Catamount Indemnifications On December 20, 2005, we completed the sale of Catamount, our wholly owned subsidiary, to CEC Wind Acquisition, LLC, a company established by Diamond Castle Holdings, a New York-based private equity investment firm.  Under the terms of the agreements with Catamount and Diamond Castle Holdings, we agreed to indemnify them, and certain of their respective affiliates, in respect of a breach of certain representations and warranties and covenants, most of which ended June 30, 2007, except certain items that customarily survive indefinitely.  Indemnification is subject to a $1.5 million deductible and a $15 million cap, excluding certain customary items.  Environmental representations are subject to the deductible and the cap, and such environmental representations for only two of Catamount's underlying energy projects survived beyond June 30, 2007.  Our estimated “maximum potential” amount of future payments related to these indemnifications is limited to $15 million.  We have not recorded any liability related to these indemnifications.  To management's knowledge, there is no pending or threatened litigation with the potential to cause material expense.  No government agency has sought funds from us for any study or remediation.

Leases and support agreements Operating Leases: We have two master lease agreements for vehicles and related equipment.  On October 30, 2009, we signed a vehicle lease agreement to finance many of the vehicles covered by a former agreement.  Our guarantee obligation under this lease will not exceed 8 percent of the acquisition cost.
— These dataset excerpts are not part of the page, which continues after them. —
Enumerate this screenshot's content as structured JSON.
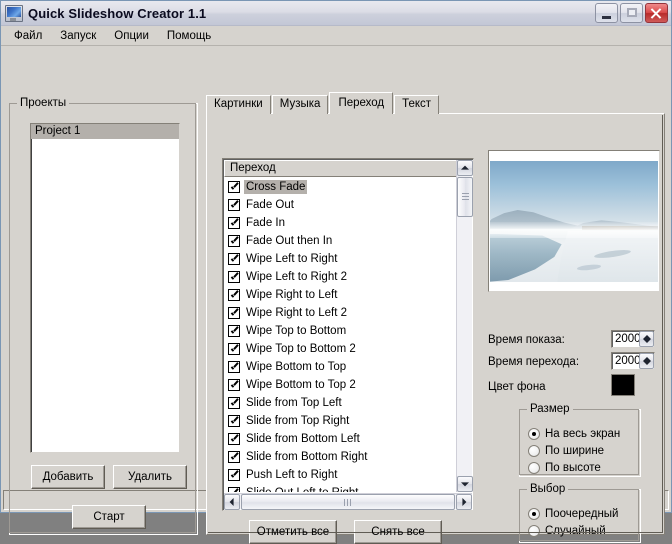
{
  "window": {
    "title": "Quick Slideshow Creator 1.1",
    "icon": "app-monitor-icon",
    "buttons": {
      "minimize": "–",
      "maximize": "□",
      "close": "✕"
    }
  },
  "menu": {
    "items": [
      "Файл",
      "Запуск",
      "Опции",
      "Помощь"
    ]
  },
  "projects": {
    "group_label": "Проекты",
    "items": [
      {
        "label": "Project 1",
        "selected": true
      }
    ],
    "buttons": {
      "add": "Добавить",
      "delete": "Удалить",
      "start": "Старт"
    }
  },
  "tabs": [
    {
      "label": "Картинки",
      "active": false
    },
    {
      "label": "Музыка",
      "active": false
    },
    {
      "label": "Переход",
      "active": true
    },
    {
      "label": "Текст",
      "active": false
    }
  ],
  "transitions": {
    "header": "Переход",
    "items": [
      {
        "label": "Cross Fade",
        "checked": true,
        "selected": true
      },
      {
        "label": "Fade Out",
        "checked": true,
        "selected": false
      },
      {
        "label": "Fade In",
        "checked": true,
        "selected": false
      },
      {
        "label": "Fade Out then In",
        "checked": true,
        "selected": false
      },
      {
        "label": "Wipe Left to Right",
        "checked": true,
        "selected": false
      },
      {
        "label": "Wipe Left to Right 2",
        "checked": true,
        "selected": false
      },
      {
        "label": "Wipe Right to Left",
        "checked": true,
        "selected": false
      },
      {
        "label": "Wipe Right to Left 2",
        "checked": true,
        "selected": false
      },
      {
        "label": "Wipe Top to Bottom",
        "checked": true,
        "selected": false
      },
      {
        "label": "Wipe Top to Bottom 2",
        "checked": true,
        "selected": false
      },
      {
        "label": "Wipe Bottom to Top",
        "checked": true,
        "selected": false
      },
      {
        "label": "Wipe Bottom to Top 2",
        "checked": true,
        "selected": false
      },
      {
        "label": "Slide from Top Left",
        "checked": true,
        "selected": false
      },
      {
        "label": "Slide from Top Right",
        "checked": true,
        "selected": false
      },
      {
        "label": "Slide from Bottom Left",
        "checked": true,
        "selected": false
      },
      {
        "label": "Slide from Bottom Right",
        "checked": true,
        "selected": false
      },
      {
        "label": "Push Left to Right",
        "checked": true,
        "selected": false
      },
      {
        "label": "Slide Out Left to Right",
        "checked": true,
        "selected": false
      }
    ],
    "buttons": {
      "check_all": "Отметить все",
      "uncheck_all": "Снять все"
    }
  },
  "settings": {
    "time_show_label": "Время показа:",
    "time_show_value": "2000",
    "time_transition_label": "Время перехода:",
    "time_transition_value": "2000",
    "bg_color_label": "Цвет фона",
    "bg_color_value": "#000000",
    "size": {
      "group_label": "Размер",
      "options": [
        {
          "label": "На весь экран",
          "selected": true
        },
        {
          "label": "По ширине",
          "selected": false
        },
        {
          "label": "По высоте",
          "selected": false
        }
      ]
    },
    "choice": {
      "group_label": "Выбор",
      "options": [
        {
          "label": "Поочередный",
          "selected": true
        },
        {
          "label": "Случайный",
          "selected": false
        }
      ]
    }
  },
  "preview": {
    "alt": "winter-landscape-preview"
  },
  "theme": {
    "face": "#d6d3ce",
    "selection": "#b4b0ab",
    "close_button": "#c0392b",
    "title_text": "#0a0a1e"
  }
}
The maximum amount of future payments under this guarantee at June 30, 2011 is approximately $0.4 million. The total future minimum lease payments required for all lease schedules under this agreement at June 30, 2011 is $3 million.  As of June 30, 2011 there is no credit line in place for additions under this agreement. The total acquisition cost of all lease additions under this agreement at June 30, 2011 was $5.3 million.

On October 24, 2008, we entered into an operating lease for new vehicles and other related equipment.  Our guarantee obligation under this lease is limited to 5 percent of the acquisition cost.  The maximum amount of future payments under this guarantee is approximately $0.1 million.  The total future minimum lease payments required for all lease schedules under this agreement at June 30, 2011 is $1.9 million. As of June 30, 2011 there is no credit line in place for additions under this agreement.  The total acquisition cost of all lease additions under this agreement at June 30, 2011 was $2.9 million.

Merger Agreement with Gaz Métro The Merger Agreement contains certain termination rights for both CVPS and Gaz Métro and further provides that upon termination of the merger agreement under specified circumstances, CVPS may be required to pay Gaz Métro a termination fee of $17.5 million and reimburse Gaz Métro for up to $2 million of its reasonable out-of-pocket transaction expenses.
 
Legal Proceedings We are involved in legal and administrative proceedings, including civil litigation, in the normal course of business as well as a number of lawsuits relating to our pending merger agreement with Gaz Metro that are described in Note 1 – Business Organization, Litigation Related to Merger Agreement.  We are unable to fully determine a range of reasonably possible court-ordered damages, settlement amounts, and related litigation costs or legal liabilities that would be in excess of amounts accrued and amounts covered by insurance.  Based on the information currently available, we do not believe that it is probable that any such legal liability will have a material impact on our consolidated financial position.  It is reasonably possible that additional legal liabilities that may result from changes in estimates could have a material impact on our results of operations, financial condition or cash flows.